Satoshi on the Initial Inflation Rate of 35%

INITIALLY, with 50 bitcoins created every 10 minutes for the first few years, 2.6 million bitcoins were being created yearly. After Bitcoin started with a balance of 0 bitcoins in January, 2009, the rate of inflation of the bitcoin currency was initially staggering. However, the growth of demand for the currency given its very limited initial supply accounted for its high rate of inflation. In contrast, established national currencies such as Venezuela’s Bolivar, Argentina’s peso, or Zimbabwe’s dollar began with sufficient and relatively stable supplies. However, the rate of printing of these currencies was then increased as a method for the country’s government to fund its deficit spending.

There are three ways in which a government can fund deficit spending: currency inflation (printing new currency), borrowing from the public, and taxation. Governments tend to favor currency by fiat (i.e., creating new currency), which allows it to blame the inevitable price increases on speculators rather than on its true culprit, currency inflation. This was the excuse used by Venezuela’s government in 2013 and again in 2014. Were governments forced to use gold, silver, or bitcoins to fund their deficit spending, they would have to fund it with tax increases, a recourse not popular with the public, or with borrowing in the credit markets. This latter action leads to higher interest rates as demand for money to borrow increases, and, should governments not address their deficit spending with cuts in spending, they are forced to raise rates of taxation.

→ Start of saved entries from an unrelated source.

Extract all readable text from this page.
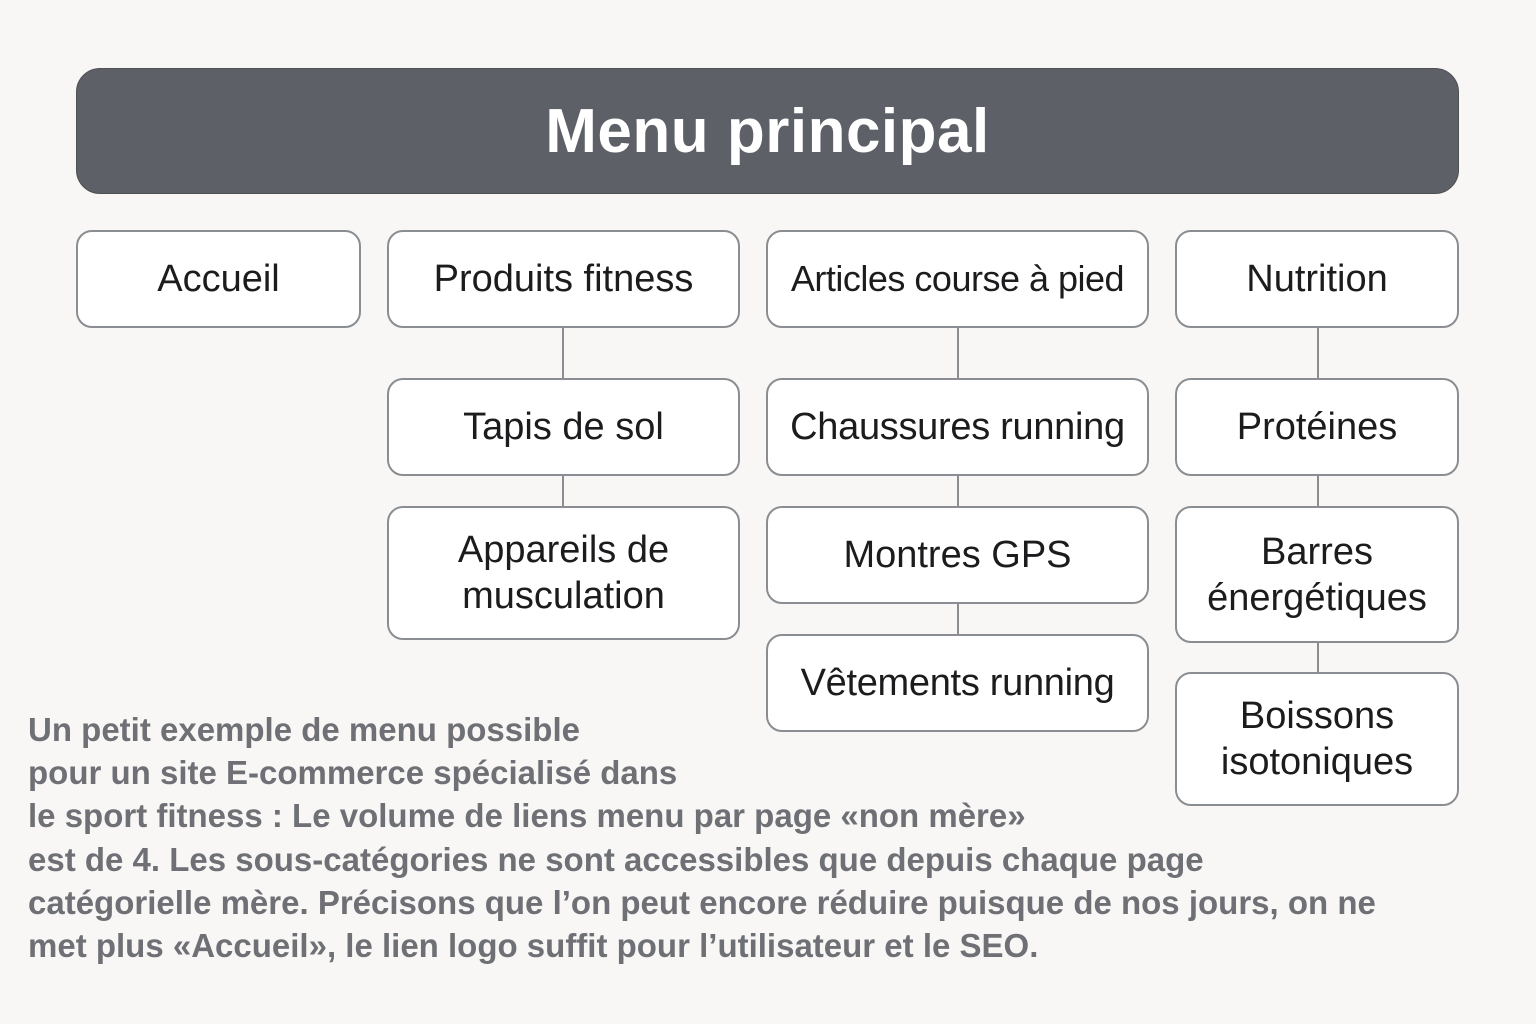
Menu principal
Accueil	Produits fitness	Articles course à pied	Nutrition
Tapis de sol
Appareils de musculation
Chaussures running
Montres GPS
Vêtements running
Protéines
Barres énergétiques
Boissons isotoniques
Un petit exemple de menu possible
pour un site E-commerce spécialisé dans
le sport fitness : Le volume de liens menu par page «non mère»
est de 4. Les sous-catégories ne sont accessibles que depuis chaque page
catégorielle mère. Précisons que l’on peut encore réduire puisque de nos jours, on ne
met plus «Accueil», le lien logo suffit pour l’utilisateur et le SEO.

Re: Bitcoin P2P e-cash paper

Satoshi Nakamoto Sat, 08 Nov 2008 13:38:260800

Ray Dillinger:

the “currency” is inflationary at about 35% as that’s how much faster computers get annually . . . the inflation rate of35% is almost guaranteed by the technology

Increasing hardware speed is handled: “To compensate for increasing hardware speed and varying interest in running nodes over time, the proof-of-work difficulty is determined by a moving average targeting an average number of blocks per hour. If they’re generated too fast, the difficulty increases.

As computers get faster and the total computing power applied to creating bitcoins increases, the difficulty increases proportionally to keep the total new production constant. Thus, it is known in advance how many new bitcoins will be created every year in the future.

The fact that new coins are produced means the money supply increases by a planned amount, but this does not necessarily result in inflation. If the supply of money increases at the same rate that the number of people using it increases, prices remain stable. If it does not increase as fast as demand, there will be deflation and early holders of money will see its value increase.

Coins have to get initially distributed somehow, and a constant rate seems like the best formula.